MADRID, 1 out. (EUROPA PRESS) -
O Ministério da Saúde indicou nesta quarta-feira que vai reforçar, em coordenação com as comunidades autônomas, as estratégias de triagem da hepatite C (HCV) em populações vulneráveis e a ligação efetiva entre diagnóstico e tratamento, com o objetivo de avançar para a eliminação do vírus.
Na Espanha, a prevalência da infecção ativa pelo HCV é de 0,14%, ou cerca de 54.500 pessoas. Deixando de lado os grupos com exposição a riscos, a prevalência na população em geral cai para 0,12%, ou cerca de 45.000 casos, informou o ministério em um comunicado.
Desde o lançamento do Plano Estratégico para o Controle da Hepatite C (PEAHC) em 2015 e até o final de 2024, um total de 172.414 pessoas foram tratadas com antivirais de ação direta (DAAs), com uma taxa de cura de mais de 94%.
Coincidindo com o Dia Internacional da Hepatite C, o Ministério da Saúde destacou os resultados alcançados graças ao PEAHC e aos DAAs, que "transformaram" a abordagem clínica da doença e tiveram um "impacto direto" na redução da circulação do vírus.

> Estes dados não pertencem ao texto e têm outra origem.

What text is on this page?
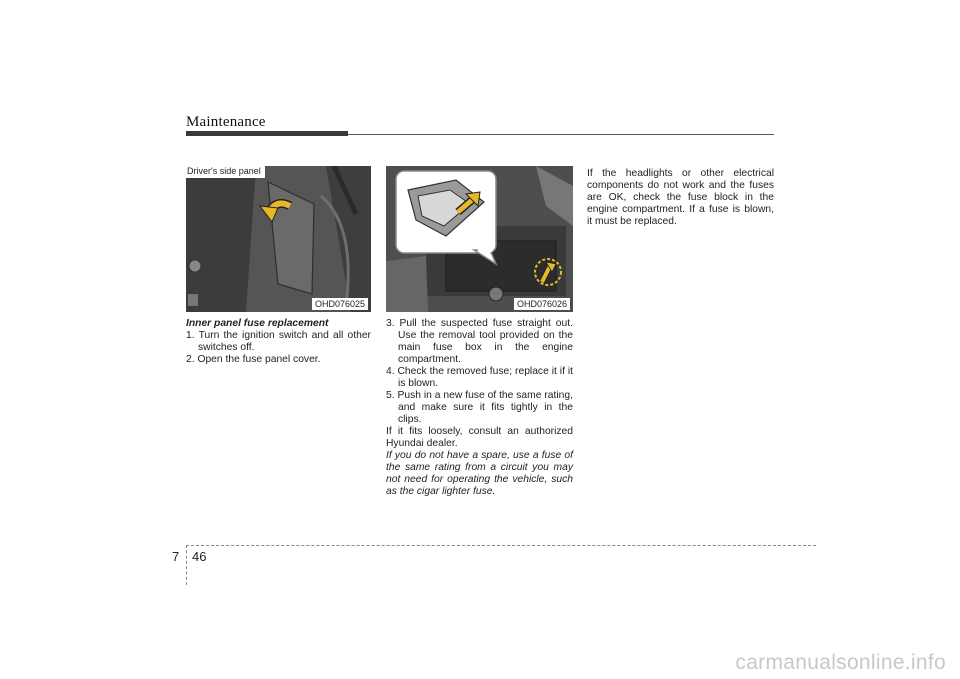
Maintenance
Driver's side panel
OHD076025	OHD076026

Inner panel fuse replacement

1. Turn the ignition switch and all other switches off.

2. Open the fuse panel cover.

3. Pull the suspected fuse straight out. Use the removal tool provided on the main fuse box in the engine compartment.

4. Check the removed fuse; replace it if it is blown.

5. Push in a new fuse of the same rating, and make sure it fits tightly in the clips.

If it fits loosely, consult an authorized Hyundai dealer.

If you do not have a spare, use a fuse of the same rating from a circuit you may not need for operating the vehicle, such as the cigar lighter fuse.

If the headlights or other electrical components do not work and the fuses are OK, check the fuse block in the engine compartment. If a fuse is blown, it must be replaced.

7 46
carmanualsonline.info
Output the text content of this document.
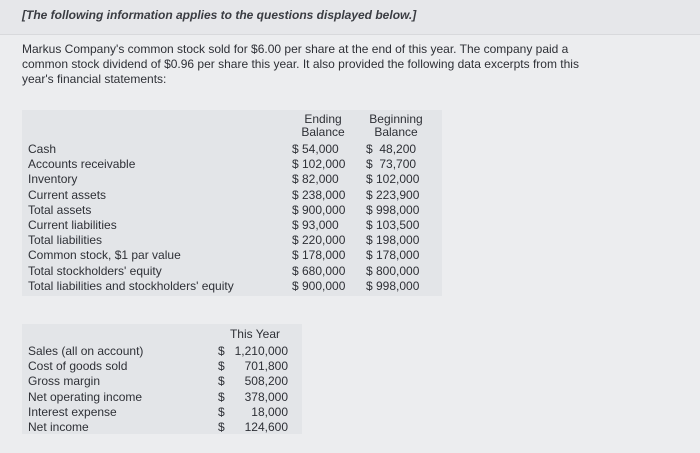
[The following information applies to the questions displayed below.]
Markus Company's common stock sold for $6.00 per share at the end of this year. The company paid a
common stock dividend of $0.96 per share this year. It also provided the following data excerpts from this
year's financial statements:
Ending
Balance
Beginning
Balance
Cash	$ 54,000 $  48,200
Accounts receivable	$ 102,000 $  73,700
Inventory	$ 82,000 $ 102,000
Current assets	$ 238,000 $ 223,900
Total assets	$ 900,000 $ 998,000
Current liabilities	$ 93,000 $ 103,500
Total liabilities	$ 220,000 $ 198,000
Common stock, $1 par value	$ 178,000 $ 178,000
Total stockholders' equity	$ 680,000 $ 800,000
Total liabilities and stockholders' equity	$ 900,000 $ 998,000
This Year
Sales (all on account)	$ 1,210,000
Cost of goods sold	$ 701,800
Gross margin	$ 508,200
Net operating income	$ 378,000
Interest expense	$ 18,000
Net income	$ 124,600
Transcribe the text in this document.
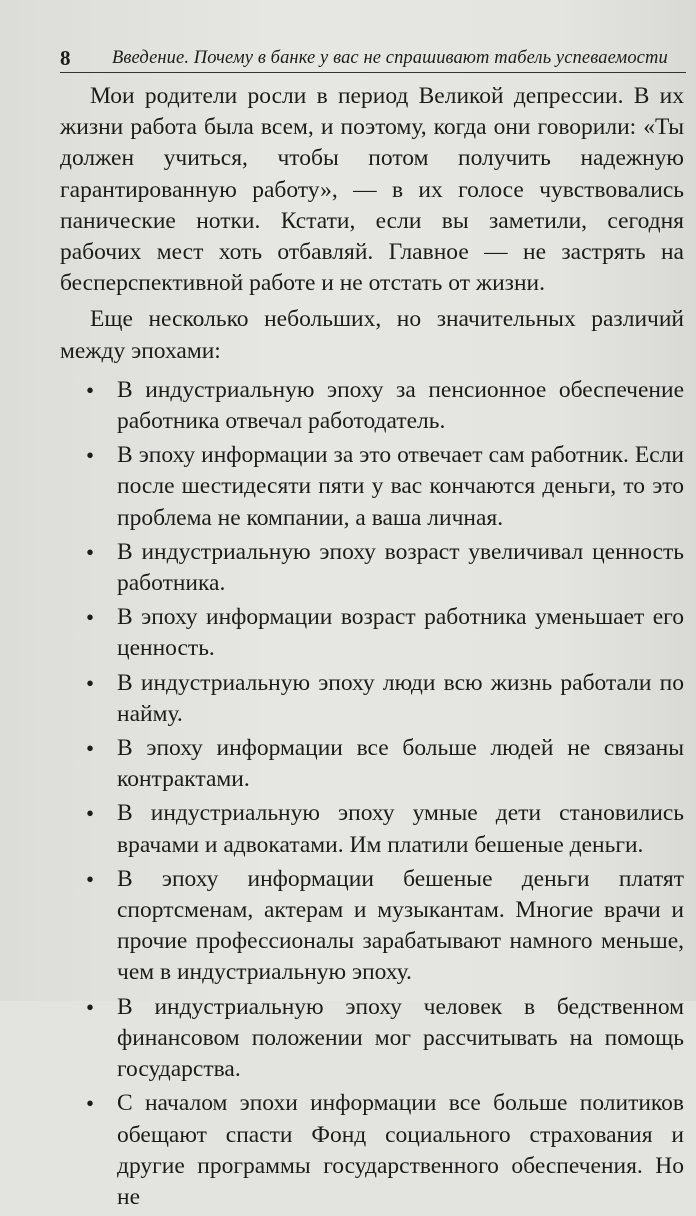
8 Введение. Почему в банке у вас не спрашивают табель успеваемости

Мои родители росли в период Великой депрессии. В их жизни работа была всем, и поэтому, когда они говорили: «Ты должен учиться, чтобы потом получить надежную гарантированную работу», — в их голосе чувствовались панические нотки. Кстати, если вы заметили, сегодня рабочих мест хоть отбавляй. Главное — не застрять на бесперспективной работе и не отстать от жизни.

Еще несколько небольших, но значительных различий между эпохами:

• В индустриальную эпоху за пенсионное обеспечение работника отвечал работодатель.
• В эпоху информации за это отвечает сам работник. Если после шестидесяти пяти у вас кончаются деньги, то это проблема не компании, а ваша личная.
• В индустриальную эпоху возраст увеличивал ценность работника.
• В эпоху информации возраст работника уменьшает его ценность.
• В индустриальную эпоху люди всю жизнь работали по найму.
• В эпоху информации все больше людей не связаны контрактами.
• В индустриальную эпоху умные дети становились врачами и адвокатами. Им платили бешеные деньги.
• В эпоху информации бешеные деньги платят спортсменам, актерам и музыкантам. Многие врачи и прочие профессионалы зарабатывают намного меньше, чем в индустриальную эпоху.
• В индустриальную эпоху человек в бедственном финансовом положении мог рассчитывать на помощь государства.
• С началом эпохи информации все больше политиков обещают спасти Фонд социального страхования и другие программы государственного обеспечения. Но не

Isso teve um efeito significativo nas listas de espera para transplante de fígado, reduzindo o tempo e melhorando o acesso de pessoas com outras doenças hepáticas. Em 2015, 32% dos pacientes nessas listas tinham infecção por HCV; em 2024, essa porcentagem caiu para 7%.
Além disso, o uso de órgãos de doadores com hepatite C foi ampliado, inclusive para receptores com hepatite C negativa, mantendo altos padrões de segurança e expandindo as opções de tratamento.
O Departamento de Saúde declarou que, apesar do progresso alcançado, cerca de 13.000 pessoas com hepatite C ainda não foram diagnosticadas, sendo essa população não identificada um dos principais desafios na fase final para a eliminação do vírus.
Nesse sentido, enfatizou que continuará trabalhando para alcançar a erradicação da hepatite C até 2030, de acordo com a meta estabelecida pela Organização Mundial da Saúde (OMS). "A experiência acumulada ao longo desta década e os resultados alcançados nos permitem consolidar uma nova etapa focada na detecção precoce, na equidade de acesso e na ação interterritorial", acrescentou.